Earthquake In Kent Measuring 4.2 Magnitude Shakes Houses Across County


An earthquake measuring 4.2 in magnitude has hit Kent, shaking houses and waking residents.

Police say there have been no injuries or damage to buildings after a magnitude earthquake was felt in parts of the county in the early hours of Friday morning.

Seismologists at the British Geological Survey (BGS) confirmed the tremor, which was felt in areas including Ramsgate.

The earthquake hit Kent in the early hours of Friday morning, measuring 4.2 magnitude

The organisation tweeted: "Prelim data now online ... 4.2 magnitude earthquake nr Sandwich, Kent."

Kent Police was inundated with calls about the incident and confirmed that parts of East Kent were affected by the earthquake, which hit the county at about 2.57am.

Locals reported books being shaken from shelves and described the earthquake as feeling like a vehicle had been driven into their property.

One thought their hotel door was being kicked in, another described their house creaking, while a third said the tremor sounded like a "heavy object rolling over the roof of the house".

The earthquake hit Kent in the at on Friday

Earlier this month, Nepal was devastated by an earthquake measuring a huge 7.3 magnitude.

This was the second earthquake to hit the country in as many weeks, leaving thousands dead and even more struggling to cope with the horrific aftermath of the two quakes.

The BGS said earthquakes similar in size to the one that struck Kent happen around every two years in the UK and about 4,500 times a year across the world.

It tweeted: "Today's 4.2 magnitude Ramsgate earthquake is approx 260,000 times smaller than the 7.8 NepalQuake event.

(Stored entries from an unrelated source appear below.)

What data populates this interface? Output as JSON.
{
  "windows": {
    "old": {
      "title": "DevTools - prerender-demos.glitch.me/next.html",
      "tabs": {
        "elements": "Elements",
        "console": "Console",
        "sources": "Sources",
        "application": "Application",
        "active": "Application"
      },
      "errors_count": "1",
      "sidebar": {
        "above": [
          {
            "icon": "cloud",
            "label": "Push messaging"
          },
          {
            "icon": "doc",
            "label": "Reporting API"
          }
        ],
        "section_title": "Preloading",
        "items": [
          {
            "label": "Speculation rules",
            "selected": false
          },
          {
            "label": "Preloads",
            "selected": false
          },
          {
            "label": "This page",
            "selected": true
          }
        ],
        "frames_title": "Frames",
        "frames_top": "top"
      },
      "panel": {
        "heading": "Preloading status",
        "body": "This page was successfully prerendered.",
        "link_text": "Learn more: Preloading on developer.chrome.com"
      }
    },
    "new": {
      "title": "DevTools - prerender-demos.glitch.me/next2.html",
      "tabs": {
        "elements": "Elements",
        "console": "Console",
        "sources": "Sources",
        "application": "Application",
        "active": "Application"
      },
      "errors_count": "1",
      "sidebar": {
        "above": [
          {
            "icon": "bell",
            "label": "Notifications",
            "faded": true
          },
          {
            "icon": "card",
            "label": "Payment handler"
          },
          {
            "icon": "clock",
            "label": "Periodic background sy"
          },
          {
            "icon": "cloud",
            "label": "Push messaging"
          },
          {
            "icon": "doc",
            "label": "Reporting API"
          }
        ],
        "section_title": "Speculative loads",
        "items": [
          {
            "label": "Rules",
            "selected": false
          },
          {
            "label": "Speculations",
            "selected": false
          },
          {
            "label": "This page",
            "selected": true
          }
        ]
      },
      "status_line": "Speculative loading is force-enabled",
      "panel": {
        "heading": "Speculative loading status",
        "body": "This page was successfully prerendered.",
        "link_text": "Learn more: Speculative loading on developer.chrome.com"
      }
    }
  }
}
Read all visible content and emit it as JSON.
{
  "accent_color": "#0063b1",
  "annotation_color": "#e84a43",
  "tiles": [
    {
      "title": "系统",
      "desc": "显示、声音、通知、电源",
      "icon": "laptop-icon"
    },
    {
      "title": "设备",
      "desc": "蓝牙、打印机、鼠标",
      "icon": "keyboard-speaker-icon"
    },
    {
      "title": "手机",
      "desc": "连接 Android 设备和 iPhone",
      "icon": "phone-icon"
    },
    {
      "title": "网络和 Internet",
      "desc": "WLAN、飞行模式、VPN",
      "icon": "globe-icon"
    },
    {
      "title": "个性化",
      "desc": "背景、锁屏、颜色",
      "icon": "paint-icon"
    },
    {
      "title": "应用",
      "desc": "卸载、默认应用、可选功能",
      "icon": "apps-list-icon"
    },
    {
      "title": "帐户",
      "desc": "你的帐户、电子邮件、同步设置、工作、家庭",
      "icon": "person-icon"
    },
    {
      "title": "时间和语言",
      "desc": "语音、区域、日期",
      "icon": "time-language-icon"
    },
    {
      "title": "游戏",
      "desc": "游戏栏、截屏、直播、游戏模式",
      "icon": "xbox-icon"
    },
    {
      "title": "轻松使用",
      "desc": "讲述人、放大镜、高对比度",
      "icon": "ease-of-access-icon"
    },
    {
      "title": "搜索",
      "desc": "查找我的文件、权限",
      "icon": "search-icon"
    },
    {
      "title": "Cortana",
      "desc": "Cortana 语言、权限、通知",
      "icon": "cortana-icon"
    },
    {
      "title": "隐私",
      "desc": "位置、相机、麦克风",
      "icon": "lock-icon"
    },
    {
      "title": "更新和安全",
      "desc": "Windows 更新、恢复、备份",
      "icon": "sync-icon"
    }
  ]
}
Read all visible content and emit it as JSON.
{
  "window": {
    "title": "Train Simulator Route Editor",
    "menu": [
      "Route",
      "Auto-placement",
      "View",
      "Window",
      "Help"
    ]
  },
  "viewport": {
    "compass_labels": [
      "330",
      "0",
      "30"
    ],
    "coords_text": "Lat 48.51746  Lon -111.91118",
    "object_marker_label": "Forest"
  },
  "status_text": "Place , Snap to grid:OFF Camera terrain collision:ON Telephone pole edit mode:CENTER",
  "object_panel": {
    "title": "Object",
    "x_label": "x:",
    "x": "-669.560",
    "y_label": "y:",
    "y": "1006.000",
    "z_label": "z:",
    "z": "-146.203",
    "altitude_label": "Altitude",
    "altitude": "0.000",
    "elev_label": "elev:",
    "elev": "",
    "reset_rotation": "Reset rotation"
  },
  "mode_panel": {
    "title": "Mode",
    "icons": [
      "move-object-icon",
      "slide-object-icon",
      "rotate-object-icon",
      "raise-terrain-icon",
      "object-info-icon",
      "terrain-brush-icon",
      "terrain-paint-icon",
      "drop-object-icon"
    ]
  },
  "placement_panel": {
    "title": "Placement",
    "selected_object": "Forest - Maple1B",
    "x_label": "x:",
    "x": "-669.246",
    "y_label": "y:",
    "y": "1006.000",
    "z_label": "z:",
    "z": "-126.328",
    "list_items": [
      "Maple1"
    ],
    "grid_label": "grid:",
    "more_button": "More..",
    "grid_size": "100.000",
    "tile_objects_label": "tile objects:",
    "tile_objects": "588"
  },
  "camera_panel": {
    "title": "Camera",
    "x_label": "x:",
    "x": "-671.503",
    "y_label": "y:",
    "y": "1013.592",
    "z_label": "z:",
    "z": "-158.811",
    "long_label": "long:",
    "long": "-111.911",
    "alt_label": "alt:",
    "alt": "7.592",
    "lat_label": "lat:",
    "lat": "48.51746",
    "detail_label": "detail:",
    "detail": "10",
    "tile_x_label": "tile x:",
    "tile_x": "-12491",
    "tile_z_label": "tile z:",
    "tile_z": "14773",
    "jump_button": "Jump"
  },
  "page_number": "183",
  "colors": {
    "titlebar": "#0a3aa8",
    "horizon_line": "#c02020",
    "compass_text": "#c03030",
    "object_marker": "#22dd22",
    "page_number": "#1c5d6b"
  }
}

"This morning's earthquake is approx 25km north-east of the 28 April 2007 Folkestone earthquake which had a magnitude of 4.3 ML."

Residents in Kent took to Twitter to express their shock at being awoken by the tremors on Friday morning, with one user describing the tremors feeling like the aftermath of an "explosion".

Iain Buchanan, of Ramsgate, said: "So I'm not going mental, my house shook due to an earthquake in Kent of all places. Thank god for 24 hrs news & social media to find out."

He added: "Lying in bed when the house suddenly shook. Thought something had collapsed outside, so got up to check.

"I've looked outside and all appears to be fine in the street. No damage that I can see. Will obviously see more later when it's lighter. Weird experience anyway.

"I actually thought it was an explosion of some sort and not an earthquake."

Other agencies initially recorded varying measurements, including the European-Mediterranean Seismological Centre, based in Paris, said the earthquake measured 4.3 on the Richter scale.

It tweeted: "M4.3 earthquake strikes 46km SE of Southend-on-Sea (United Kingdom)."

The US Geological Survey measured the quake as magnitude 4.0.

The BGS said that this morning's earthquake's epicentre was approximately 7km south of Ramsgate.

More than 800 "felt reports" were received by the British Geological Survey (BGS), mainly from residents in Ramsgate, Margate and surrounding areas.

But the BGS said reports of the earthquake were also received from as far afield as Norwich, North Walsham and Cromer in East Anglia.

Yet for many residents, Friday morning's earthquake made a fleeting impression and Twitter users took to the social network to share images of "destruction" that Kent is now facing.

Such shocking scenes include old turbulent British weather favourites, the overturned wheelie bin and uprooted patio furniture, with many captioning their tweets "we will rebuild".

Experts said it was difficult to link the earthquake to a specific fault line.

David Galloway, a seismologist with the BGS, said: "The whole of the UK is criss-crossed by thousands of fault lines but most of them are at depth.

"This means we do not pinpoint a specific earthquake to a specific fault because even if a location is a few hundred metres off it could have been a completely different fault.

"Fortunately we do not live on the plate edges - for example the San Andreas fault in California can actually be seen at the surface, but the faults in the UK are blind and most earthquakes happen at a depth of between 5km and 25km.

"Earthquakes happen all over the UK - we get some 200 a year on average. One of the scale of this morning's only happen every two or three years."

In the centre of Ramsgate there was no significant sign of damage caused by the earthquake.

In the resort, locals reported being jolted from their beds in the middle of the night, including 42-year-old Muni Prasad.

He said: "We were woken up suddenly. For a few seconds the property was moving. In my daughter's room, books had fallen down.

"She came to our room and said, 'Did you feel it?' And we said we had. We are on the second floor so when a big vehicle goes by we sometimes feel it.

"But with this my wife said it felt like something different."

A spokesman for the BGS said earthquakes of this magnitude are felt in the UK every three or four years, describing it as "quite significant".

He told BBC Radio Kent: "There could be (more tremors). Not all earthquakes have aftershocks. Most of the energy could have been released in this one earthquake and the next one might not be for another three, four, five or 10 years. We can't predict."